“Spiderman Noir” – Düstere Neuinterpretation in den 30er Jahren
Marvel-Rezis |
1. Februar 2010 22:10 Uhr |
Bateman |
Elseworlds gibt es viele, doch Marvels neue Serie “Noir” zeigt alle bekannten Helden in einem neuen Gewand. In einem düsteren Gewand der 30er Jahre, dem Noir-Stil. Den Anfang macht Spiderman, der mit echten Kräften und einer Pistole bewaffnet den Goblin jagt. Norman Osborn, das Mafiaoberhaupt.
Spider-Man Noir 1-4
D. Hine, F. Sapolski, C. Di Giandomenico
Peter Parker lebt im Armenviertel, zusammen mit seiner Tante May. Sie versuchen einen Umschwung in der Stadt, doch keiner traut sich gegen das Mafiaoberhaupt “Der Goblin” sich zu behaupten.

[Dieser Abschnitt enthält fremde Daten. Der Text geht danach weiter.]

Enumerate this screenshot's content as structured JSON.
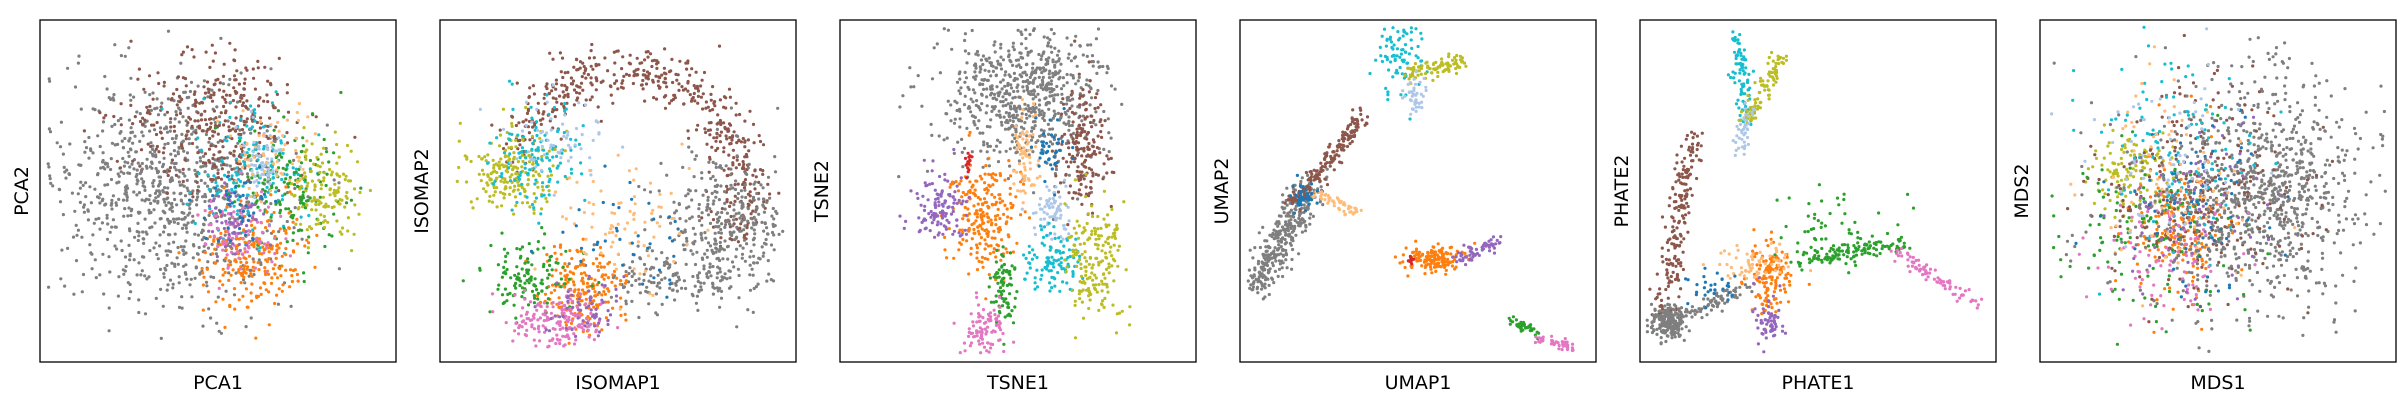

Glücklicherweise bekommt Peter Parker eine Arbeitsstelle bei der örtlichen Zeitung, doch damit verschafft er sich auch mehr Nähe zu dem Mann, den er für den Tod seines Onkels verantwortlicht macht. Durch einen Unfall bekommt er allerdings ungeahnte Kräfte, außerdem noch die Hilfe von Felecia Hardy, die Besitzerin eines Nachtclubs.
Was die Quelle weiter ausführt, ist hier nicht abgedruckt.